Par un mémoire en défense enregistré le 28 juin 2024, le ministère des armées conclut au rejet de la requête en faisant valoir que la requête n'a pas été précédée de la saisine de la commission de recours des militaires.

Vu les autres pièces du dossier.

Vu :

- la convention européenne de sauvegarde des droits de l'homme et des libertés fondamentales ;

- le code de la défense ;

- le code de justice administrative.

Considérant ce qui suit :

1. Aux termes de l'article R. 222-1 du code de justice administrative : " Les présidents de tribunal administratif () et les présidents de formation de jugement des tribunaux () peuvent, par ordonnance : / () 4º Rejeter les requêtes manifestement irrecevables, lorsque la juridiction n'est pas tenue d'inviter leur auteur à les régulariser () ; " ;

2. M. B, ancien militaire de la marine nationale demande la condamnation de l'Etat, en tant qu'employeur, à l'indemniser du préjudice moral et du trouble dans les conditions d'existence qu'il estime subir, résultant de sa carence fautive à l'avoir exposé aux poussières d'amiante durant toute sa carrière, sans que ne soient mises en œuvre de mesures de protection efficace entendue comme effective. Il demande au tribunal la condamnation pécuniaire de l'Etat au titre des préjudices d'anxiété et du trouble dans les conditions d'existence qu'il estime avoir subis en résultant.

3. Aux termes de l'article R. 4125-1 du code de la défense : " Tout recours contentieux formé par un militaire à l'encontre d'actes relatifs à sa situation personnelle est précédé d'un recours administratif préalable, à peine d'irrecevabilité du recours contentieux. / Ce recours administratif préalable est examiné par la commission des recours des militaires, placée auprès du ministre de la défense ". Il résulte de ces dispositions que la commission des recours des militaires ne peut être régulièrement saisie que d'un recours formé contre une décision administrative, y compris en matière indemnitaire.
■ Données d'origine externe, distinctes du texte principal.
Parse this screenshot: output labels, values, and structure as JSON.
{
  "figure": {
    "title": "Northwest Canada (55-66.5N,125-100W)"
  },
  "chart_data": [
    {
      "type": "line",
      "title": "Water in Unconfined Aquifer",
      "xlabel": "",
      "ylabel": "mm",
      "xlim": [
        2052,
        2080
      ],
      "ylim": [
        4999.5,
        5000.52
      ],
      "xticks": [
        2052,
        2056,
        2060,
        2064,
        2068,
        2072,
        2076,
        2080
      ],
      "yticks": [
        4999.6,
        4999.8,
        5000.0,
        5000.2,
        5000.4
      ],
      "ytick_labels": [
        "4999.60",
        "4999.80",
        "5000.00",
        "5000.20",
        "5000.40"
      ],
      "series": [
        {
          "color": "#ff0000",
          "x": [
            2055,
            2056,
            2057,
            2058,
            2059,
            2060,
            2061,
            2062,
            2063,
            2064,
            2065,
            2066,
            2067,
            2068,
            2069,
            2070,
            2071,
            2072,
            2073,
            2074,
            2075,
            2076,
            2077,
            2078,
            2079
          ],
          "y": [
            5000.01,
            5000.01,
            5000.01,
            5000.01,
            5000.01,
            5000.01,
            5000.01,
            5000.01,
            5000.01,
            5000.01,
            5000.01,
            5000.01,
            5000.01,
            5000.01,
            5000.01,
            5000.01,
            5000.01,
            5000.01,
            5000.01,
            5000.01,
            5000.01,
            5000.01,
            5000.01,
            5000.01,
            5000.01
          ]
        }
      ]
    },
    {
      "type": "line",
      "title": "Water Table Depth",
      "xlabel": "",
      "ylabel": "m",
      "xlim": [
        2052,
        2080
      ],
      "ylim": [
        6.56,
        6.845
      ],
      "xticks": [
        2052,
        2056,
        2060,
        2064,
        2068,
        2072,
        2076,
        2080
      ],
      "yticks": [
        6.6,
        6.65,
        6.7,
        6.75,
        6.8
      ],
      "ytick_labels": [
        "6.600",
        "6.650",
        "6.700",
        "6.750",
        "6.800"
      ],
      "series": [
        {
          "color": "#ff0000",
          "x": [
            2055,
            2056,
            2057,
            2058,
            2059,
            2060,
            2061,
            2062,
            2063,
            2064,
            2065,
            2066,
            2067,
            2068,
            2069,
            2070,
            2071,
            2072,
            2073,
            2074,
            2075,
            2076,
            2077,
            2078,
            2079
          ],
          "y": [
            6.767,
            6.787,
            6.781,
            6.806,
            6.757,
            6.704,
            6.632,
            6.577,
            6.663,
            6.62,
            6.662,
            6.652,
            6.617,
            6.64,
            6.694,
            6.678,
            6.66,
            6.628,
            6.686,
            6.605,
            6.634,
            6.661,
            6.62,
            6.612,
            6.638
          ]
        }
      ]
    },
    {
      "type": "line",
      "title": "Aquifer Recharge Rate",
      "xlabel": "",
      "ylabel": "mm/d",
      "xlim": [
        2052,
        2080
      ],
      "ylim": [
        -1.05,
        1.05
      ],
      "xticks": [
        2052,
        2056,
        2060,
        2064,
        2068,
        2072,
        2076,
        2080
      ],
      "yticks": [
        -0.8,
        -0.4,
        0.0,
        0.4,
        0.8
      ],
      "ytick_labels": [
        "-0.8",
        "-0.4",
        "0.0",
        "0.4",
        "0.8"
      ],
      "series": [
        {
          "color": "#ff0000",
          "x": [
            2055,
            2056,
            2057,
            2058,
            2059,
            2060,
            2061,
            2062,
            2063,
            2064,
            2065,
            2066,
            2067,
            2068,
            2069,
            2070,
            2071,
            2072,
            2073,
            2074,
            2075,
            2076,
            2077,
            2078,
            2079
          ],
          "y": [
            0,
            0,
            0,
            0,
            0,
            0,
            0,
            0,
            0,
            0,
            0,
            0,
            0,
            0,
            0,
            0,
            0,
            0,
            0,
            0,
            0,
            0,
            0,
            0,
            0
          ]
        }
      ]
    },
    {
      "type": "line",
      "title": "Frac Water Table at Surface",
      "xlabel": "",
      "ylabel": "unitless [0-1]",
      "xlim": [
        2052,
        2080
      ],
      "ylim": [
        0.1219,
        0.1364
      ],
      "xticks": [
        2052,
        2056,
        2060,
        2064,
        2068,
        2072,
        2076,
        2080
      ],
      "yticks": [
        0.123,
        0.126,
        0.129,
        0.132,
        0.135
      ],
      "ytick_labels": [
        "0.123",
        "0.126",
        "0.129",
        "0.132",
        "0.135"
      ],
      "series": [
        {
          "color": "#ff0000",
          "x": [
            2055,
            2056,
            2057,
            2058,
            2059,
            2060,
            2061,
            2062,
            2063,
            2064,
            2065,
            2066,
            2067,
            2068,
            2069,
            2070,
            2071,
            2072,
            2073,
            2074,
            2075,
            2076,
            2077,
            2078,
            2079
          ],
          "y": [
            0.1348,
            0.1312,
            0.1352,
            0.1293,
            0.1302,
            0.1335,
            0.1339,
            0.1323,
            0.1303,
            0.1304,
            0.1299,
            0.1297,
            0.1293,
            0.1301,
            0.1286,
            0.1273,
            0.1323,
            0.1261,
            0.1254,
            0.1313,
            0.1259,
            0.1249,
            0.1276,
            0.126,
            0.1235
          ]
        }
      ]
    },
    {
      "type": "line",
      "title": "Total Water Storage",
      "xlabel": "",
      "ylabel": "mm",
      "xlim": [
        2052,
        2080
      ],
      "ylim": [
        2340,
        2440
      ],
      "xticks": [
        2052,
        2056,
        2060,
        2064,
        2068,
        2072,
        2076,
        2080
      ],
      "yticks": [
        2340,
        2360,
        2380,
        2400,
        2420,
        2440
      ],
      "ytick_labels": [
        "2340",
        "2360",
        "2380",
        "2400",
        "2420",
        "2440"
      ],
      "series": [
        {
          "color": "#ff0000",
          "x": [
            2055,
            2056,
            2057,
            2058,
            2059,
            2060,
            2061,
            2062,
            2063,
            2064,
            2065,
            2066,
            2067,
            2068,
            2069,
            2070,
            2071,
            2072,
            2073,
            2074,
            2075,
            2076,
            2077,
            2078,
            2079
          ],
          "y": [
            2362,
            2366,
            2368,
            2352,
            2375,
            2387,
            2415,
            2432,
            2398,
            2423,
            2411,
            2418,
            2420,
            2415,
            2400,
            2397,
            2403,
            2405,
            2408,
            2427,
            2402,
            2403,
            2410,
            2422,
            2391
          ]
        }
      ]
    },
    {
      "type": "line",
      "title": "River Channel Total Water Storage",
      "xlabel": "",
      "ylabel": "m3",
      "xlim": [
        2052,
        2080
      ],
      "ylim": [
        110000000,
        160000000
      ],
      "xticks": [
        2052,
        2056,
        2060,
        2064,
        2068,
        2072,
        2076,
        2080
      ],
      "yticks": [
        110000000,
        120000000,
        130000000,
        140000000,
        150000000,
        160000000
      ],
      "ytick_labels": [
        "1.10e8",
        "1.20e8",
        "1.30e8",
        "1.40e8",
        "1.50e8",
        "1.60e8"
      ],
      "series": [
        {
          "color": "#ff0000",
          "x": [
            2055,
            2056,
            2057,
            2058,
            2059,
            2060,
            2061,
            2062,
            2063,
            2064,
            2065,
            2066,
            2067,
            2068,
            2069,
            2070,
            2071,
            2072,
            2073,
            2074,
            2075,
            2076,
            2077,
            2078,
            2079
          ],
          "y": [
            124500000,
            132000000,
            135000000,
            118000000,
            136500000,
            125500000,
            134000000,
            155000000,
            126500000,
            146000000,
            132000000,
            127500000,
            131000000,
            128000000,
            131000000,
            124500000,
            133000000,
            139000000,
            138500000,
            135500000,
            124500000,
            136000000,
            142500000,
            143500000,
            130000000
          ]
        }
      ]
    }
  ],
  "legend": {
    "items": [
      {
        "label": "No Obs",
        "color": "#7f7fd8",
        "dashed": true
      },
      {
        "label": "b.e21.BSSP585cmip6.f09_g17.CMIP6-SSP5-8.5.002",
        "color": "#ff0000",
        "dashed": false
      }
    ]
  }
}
Le président de la commission a le pouvoir de rejeter le recours formé par un militaire devant la commission au motif qu'il doit être réputé, en l'absence de décision administrative préalable, y avoir renoncé. Il incombe au juge, s'il est saisi par le militaire d'un recours qui n'a ainsi été valablement précédé d'aucun recours administratif préalable, de le rejeter comme irrecevable, alors même que l'administration présenterait devant lui des observations au fond.

4. Il n'est pas contesté que la requête de M. B n'a été précédée d'aucune saisine de la commission de recours des militaires (CRM), en méconnaissance des dispositions précitées du code de la défense. Dès lors, les conclusions de la requête tendant à la condamnation pécuniaire de l'Etat sont irrecevables.

5. M. B étant partie perdante dans l'instance, ses conclusions présentées au titre de l'article L.761-1 du code de justice administrative doivent être rejetées.

O R D O N N E :

Article 1er : La requête de M. B est rejetée.

Article 2 : La présente ordonnance sera notifiée à M. A B et à la ministre des armées.

Fait à Toulon, le 2 juillet 2024.

Le président,

Signé

P. HARANG

La République mande et ordonne au ministre des armées en ce qui la concerne ou à tous huissiers de justice à ce requis en ce qui concerne les voies de droit commun, contre les parties privées, de pourvoir à l'exécution de la présente décision.